How a Tiny Error Shut Off the Internet for Parts of the US and Canada
A year ago, a DDoS attack caused internet outages around the US by targeting the internet-infrastructure company Dyn, which provides Domain Name System services to look up web servers. Monday saw a nationwide series of outages as well, but with a more pedestrian cause: a misconfiguration at Level 3, an internet backbone company—and enterprise ISP—that underpins other big networks. Network analysts say that the misconfiguration was a routing issue that created a ripple effect, causing problems for companies like Comcast, Spectrum, Verizon, Cox, and RCN across the country.
Level 3, whose acquisition by CenturyLink closed recently, said in a statement to WIRED that it resolved the issue in about 90 minutes. “Our network experienced a service disruption affecting some customers with IP-based services,” the company said. “The disruption was caused by a configuration error.” Comcast users started reporting internet outages around the time of the Level 3 outages on Monday, but the company said that it was monitoring “an external network issue” and not a problem with its own infrastructure.
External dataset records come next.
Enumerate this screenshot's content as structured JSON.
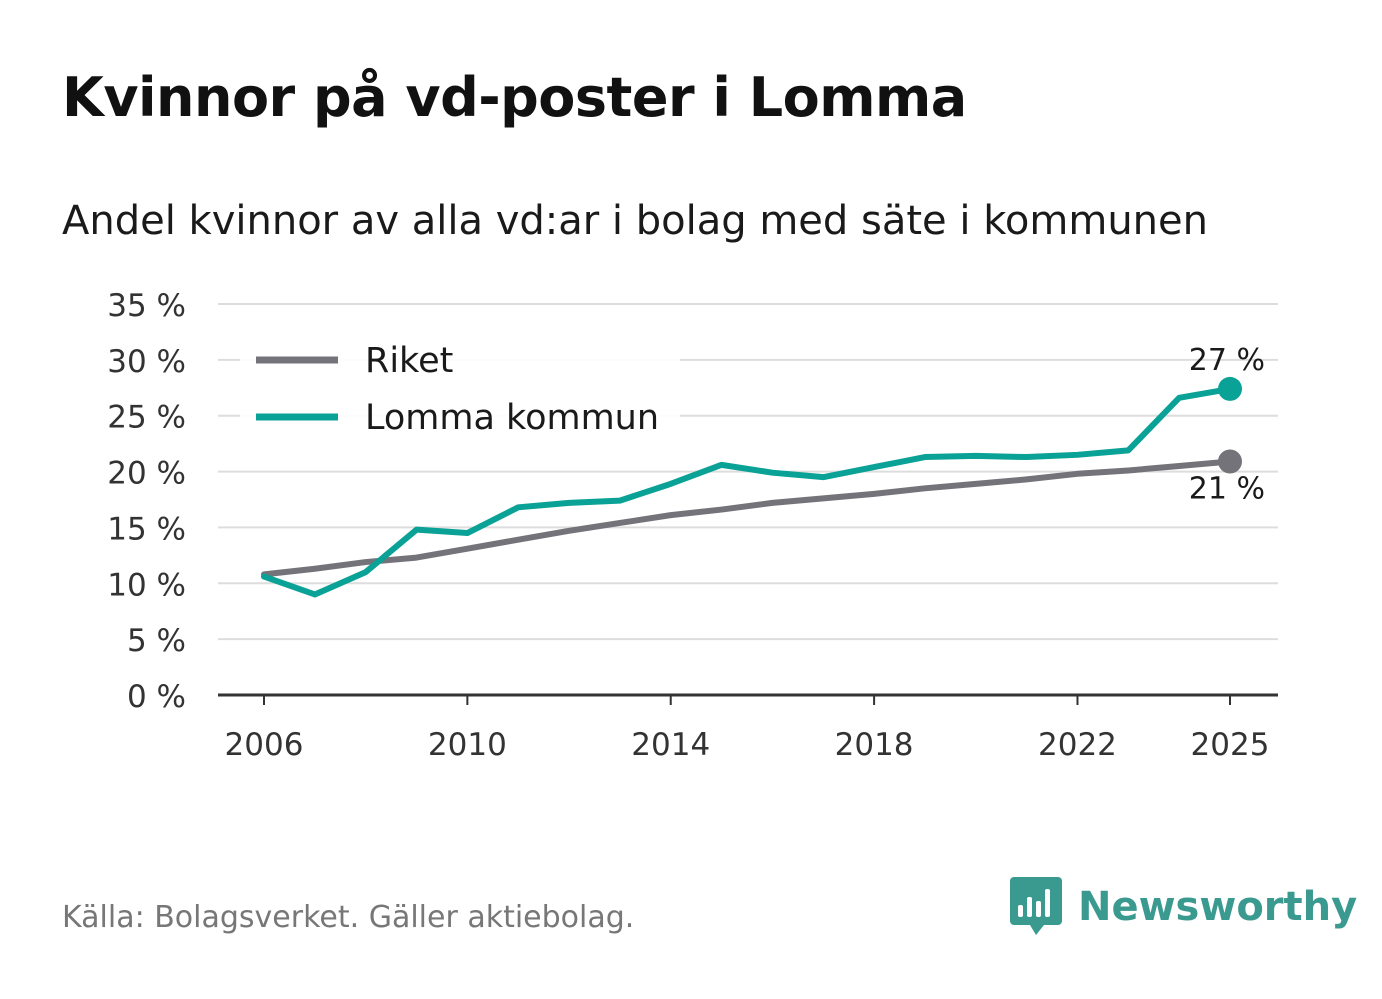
{
  "title": "Kvinnor på vd-poster i Lomma",
  "subtitle": "Andel kvinnor av alla vd:ar i bolag med säte i kommunen",
  "source": "Källa: Bolagsverket. Gäller aktiebolag.",
  "brand": "Newsworthy",
  "colors": {
    "riket": "#74737a",
    "lomma": "#0aa296",
    "grid": "#dddddd",
    "axis": "#333333",
    "brand": "#3b9a90"
  },
  "chart_data": {
    "type": "line",
    "title": "Kvinnor på vd-poster i Lomma",
    "xlabel": "",
    "ylabel": "",
    "ylim": [
      0,
      35
    ],
    "xlim": [
      2006,
      2025
    ],
    "grid": true,
    "legend_position": "top-left",
    "y_ticks": [
      0,
      5,
      10,
      15,
      20,
      25,
      30,
      35
    ],
    "y_tick_labels": [
      "0 %",
      "5 %",
      "10 %",
      "15 %",
      "20 %",
      "25 %",
      "30 %",
      "35 %"
    ],
    "x_ticks": [
      2006,
      2010,
      2014,
      2018,
      2022,
      2025
    ],
    "x_tick_labels": [
      "2006",
      "2010",
      "2014",
      "2018",
      "2022",
      "2025"
    ],
    "x": [
      2006,
      2007,
      2008,
      2009,
      2010,
      2011,
      2012,
      2013,
      2014,
      2015,
      2016,
      2017,
      2018,
      2019,
      2020,
      2021,
      2022,
      2023,
      2024,
      2025
    ],
    "series": [
      {
        "name": "Riket",
        "values": [
          10.8,
          11.3,
          11.9,
          12.3,
          13.1,
          13.9,
          14.7,
          15.4,
          16.1,
          16.6,
          17.2,
          17.6,
          18.0,
          18.5,
          18.9,
          19.3,
          19.8,
          20.1,
          20.5,
          20.9
        ],
        "end_label": "21 %"
      },
      {
        "name": "Lomma kommun",
        "values": [
          10.6,
          9.0,
          11.0,
          14.8,
          14.5,
          16.8,
          17.2,
          17.4,
          18.9,
          20.6,
          19.9,
          19.5,
          20.4,
          21.3,
          21.4,
          21.3,
          21.5,
          21.9,
          26.6,
          27.4
        ],
        "end_label": "27 %"
      }
    ]
  }
}
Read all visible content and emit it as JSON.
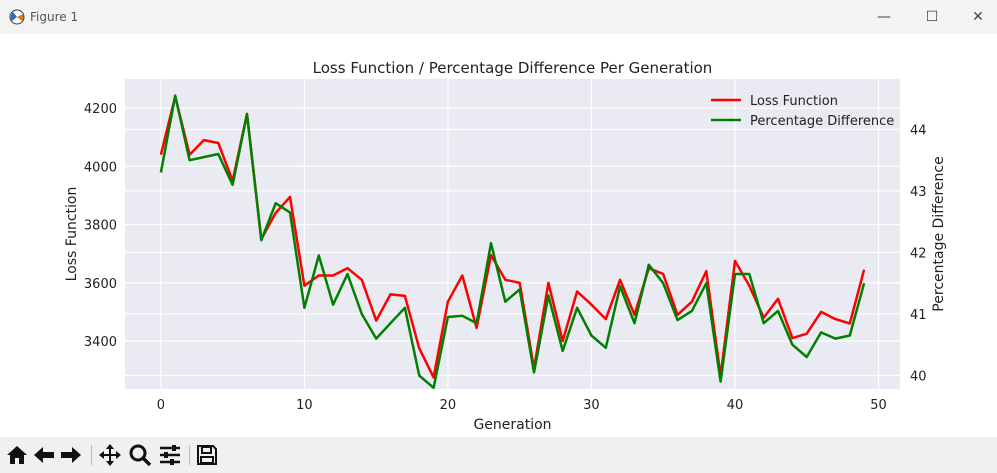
{
  "window": {
    "title": "Figure 1"
  },
  "chart_data": {
    "type": "line",
    "title": "Loss Function / Percentage Difference Per Generation",
    "xlabel": "Generation",
    "ylabel": "Loss Function",
    "ylabel_right": "Percentage Difference",
    "x": [
      0,
      1,
      2,
      3,
      4,
      5,
      6,
      7,
      8,
      9,
      10,
      11,
      12,
      13,
      14,
      15,
      16,
      17,
      18,
      19,
      20,
      21,
      22,
      23,
      24,
      25,
      26,
      27,
      28,
      29,
      30,
      31,
      32,
      33,
      34,
      35,
      36,
      37,
      38,
      39,
      40,
      41,
      42,
      43,
      44,
      45,
      46,
      47,
      48,
      49
    ],
    "xlim": [
      -2.5,
      51.5
    ],
    "ylim_left": [
      3235,
      4300
    ],
    "ylim_right": [
      39.78,
      44.82
    ],
    "xticks": [
      0,
      10,
      20,
      30,
      40,
      50
    ],
    "yticks_left": [
      3400,
      3600,
      3800,
      4000,
      4200
    ],
    "yticks_right": [
      40,
      41,
      42,
      43,
      44
    ],
    "series": [
      {
        "name": "Loss Function",
        "color": "#ff0000",
        "axis": "left",
        "values": [
          4040,
          4240,
          4040,
          4090,
          4080,
          3950,
          4180,
          3750,
          3840,
          3895,
          3590,
          3625,
          3625,
          3650,
          3610,
          3470,
          3560,
          3555,
          3375,
          3275,
          3535,
          3625,
          3445,
          3695,
          3610,
          3600,
          3305,
          3600,
          3400,
          3570,
          3525,
          3475,
          3610,
          3490,
          3650,
          3630,
          3490,
          3535,
          3640,
          3280,
          3675,
          3590,
          3480,
          3545,
          3410,
          3425,
          3500,
          3475,
          3460,
          3645
        ]
      },
      {
        "name": "Percentage Difference",
        "color": "#008000",
        "axis": "right",
        "values": [
          43.3,
          44.55,
          43.5,
          43.55,
          43.6,
          43.1,
          44.25,
          42.2,
          42.8,
          42.65,
          41.1,
          41.95,
          41.15,
          41.65,
          41.0,
          40.6,
          40.85,
          41.1,
          40.0,
          39.8,
          40.95,
          40.97,
          40.85,
          42.15,
          41.2,
          41.4,
          40.05,
          41.3,
          40.4,
          41.1,
          40.65,
          40.45,
          41.45,
          40.85,
          41.8,
          41.5,
          40.9,
          41.05,
          41.5,
          39.9,
          41.65,
          41.65,
          40.85,
          41.05,
          40.5,
          40.3,
          40.7,
          40.6,
          40.65,
          41.5
        ]
      }
    ],
    "legend": "top-right",
    "grid": true
  },
  "toolbar": {
    "buttons": [
      "home-icon",
      "back-arrow-icon",
      "forward-arrow-icon",
      "pan-move-icon",
      "zoom-magnifier-icon",
      "configure-subplots-icon",
      "save-disk-icon"
    ]
  }
}
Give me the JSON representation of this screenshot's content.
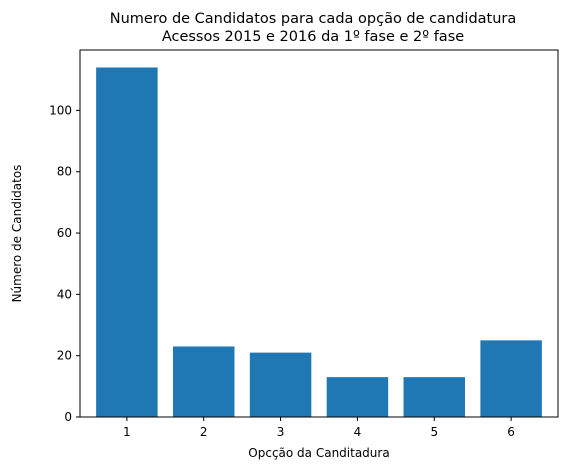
{
  "chart_data": {
    "type": "bar",
    "title": "Numero de Candidatos para cada opção de candidatura",
    "subtitle": "Acessos 2015 e 2016 da 1º fase e 2º fase",
    "xlabel": "Opcção da Canditadura",
    "ylabel": "Número de Candidatos",
    "categories": [
      "1",
      "2",
      "3",
      "4",
      "5",
      "6"
    ],
    "values": [
      114,
      23,
      21,
      13,
      13,
      25
    ],
    "ylim": [
      0,
      119.7
    ],
    "yticks": [
      0,
      20,
      40,
      60,
      80,
      100
    ],
    "grid": false,
    "colors": {
      "bar": "#1f77b4"
    }
  }
}
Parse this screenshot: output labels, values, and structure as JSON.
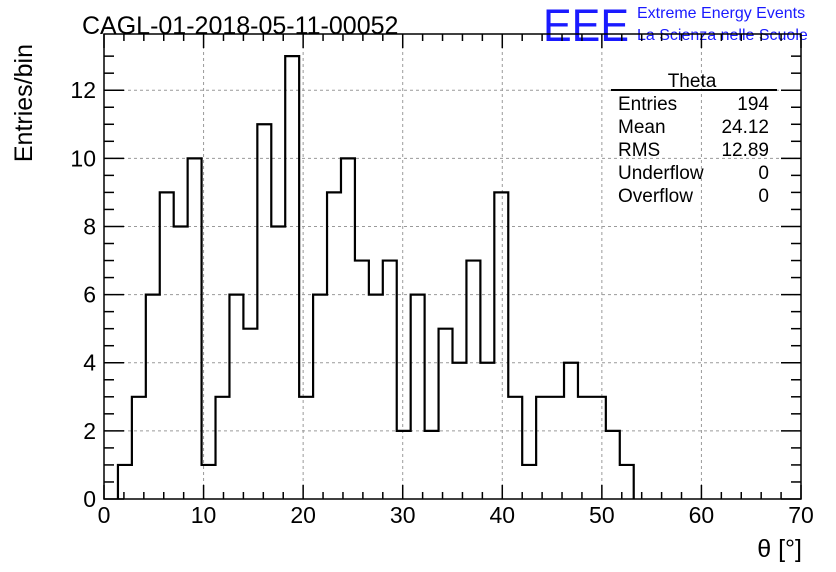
{
  "chart_data": {
    "type": "bar",
    "style": "step-histogram",
    "title": "CAGL-01-2018-05-11-00052",
    "xlabel": "θ [°]",
    "ylabel": "Entries/bin",
    "xlim": [
      0,
      70
    ],
    "ylim": [
      0,
      13.65
    ],
    "grid": true,
    "bin_width": 1.4,
    "x_ticks": [
      "0",
      "10",
      "20",
      "30",
      "40",
      "50",
      "60",
      "70"
    ],
    "y_ticks": [
      "0",
      "2",
      "4",
      "6",
      "8",
      "10",
      "12"
    ],
    "x": [
      1.4,
      2.8,
      4.2,
      5.6,
      7.0,
      8.4,
      9.8,
      11.2,
      12.6,
      14.0,
      15.4,
      16.8,
      18.2,
      19.6,
      21.0,
      22.4,
      23.8,
      25.2,
      26.6,
      28.0,
      29.4,
      30.8,
      32.2,
      33.6,
      35.0,
      36.4,
      37.8,
      39.2,
      40.6,
      42.0,
      43.4,
      44.8,
      46.2,
      47.6,
      49.0,
      50.4,
      51.8
    ],
    "values": [
      1,
      3,
      6,
      9,
      8,
      10,
      1,
      3,
      6,
      5,
      11,
      8,
      13,
      3,
      6,
      9,
      10,
      7,
      6,
      7,
      2,
      6,
      2,
      5,
      4,
      7,
      4,
      9,
      3,
      1,
      3,
      3,
      4,
      3,
      3,
      2,
      1
    ],
    "stats": {
      "title": "Theta",
      "rows": [
        {
          "label": "Entries",
          "value": "194"
        },
        {
          "label": "Mean",
          "value": "24.12"
        },
        {
          "label": "RMS",
          "value": "12.89"
        },
        {
          "label": "Underflow",
          "value": "0"
        },
        {
          "label": "Overflow",
          "value": "0"
        }
      ]
    }
  },
  "logo": {
    "letters": "EEE",
    "line1": "Extreme Energy Events",
    "line2": "La Scienza nelle Scuole",
    "color": "#1a1aff"
  }
}
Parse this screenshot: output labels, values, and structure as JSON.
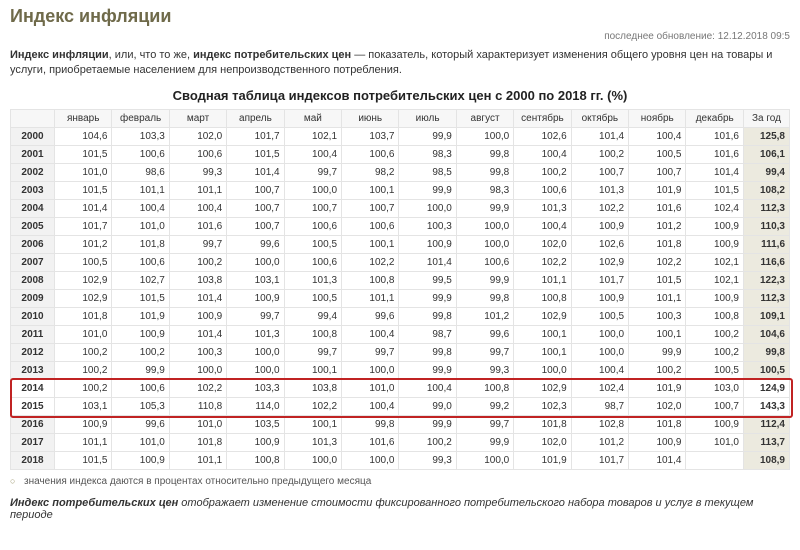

RCN confirmed that it had some network problems on Monday because of Level 3. The company said it had restored RCN service by rerouting traffic to a different backbone.
The misconfiguration was a “route leak,” according to Roland Dobbins, a principal engineer at the DDoS and network-security firm Arbor Networks, which monitors global internet operations. ISPs use “Autonomous Systems,” also known as ASes, to keep track of what IP addresses are on which networks, and route packets of data between them. They use the Border Gateway Protocol (BGP) to establish and communicate routes. For example, packets can route between networks A and B, but network A can also route packets to network C through network B, and so on. This is how internet service providers interoperate to let you browse the whole internet, not just the IP addresses on their own networks.
In a “route leak,” an AS, or multiple ASes, issue incorrect information about the IP addresses on their network, which causes inefficient routing and failures for both the originating ISP and other ISPs trying to route traffic through. Think of it like a series of street signs that help keep traffic flowing in the right directions. If some of them are mislabeled or point the wrong way, assorted chaos can ensue.
Route leaks can be malicious, sometimes called “route hijacks” or “BGP hijacks,” but Monday’s incident seems to have been caused by a simple mistake that ballooned to have national impact. Large outages caused by accidental route leaks have cropped up before.
“Folks are looking to tweak routing policies, and make mistakes,” Arbor Networks’ Dobbins says. The problem could have come as CenturyLink works to integrate the Level 3 network or could have stemmed from typical traffic engineering and efficiency work.
Internet outages of all sizes caused by route leaks have occurred occasionally, but consistently, for decades. ISPs attempt to minimize them using “route filters” that check the IP routes their peers and customers intend to use to send and receive packets and attempt to catch any problematic plans. But these filters are difficult to maintain on the scale of the modern internet and can have their own mistakes.
Monday’s outages reinforce how precarious connectivity really is, and how certain aspects of the internet’s architecture—offering flexibility and ease-of-use—can introduce instability into what has become a vital service.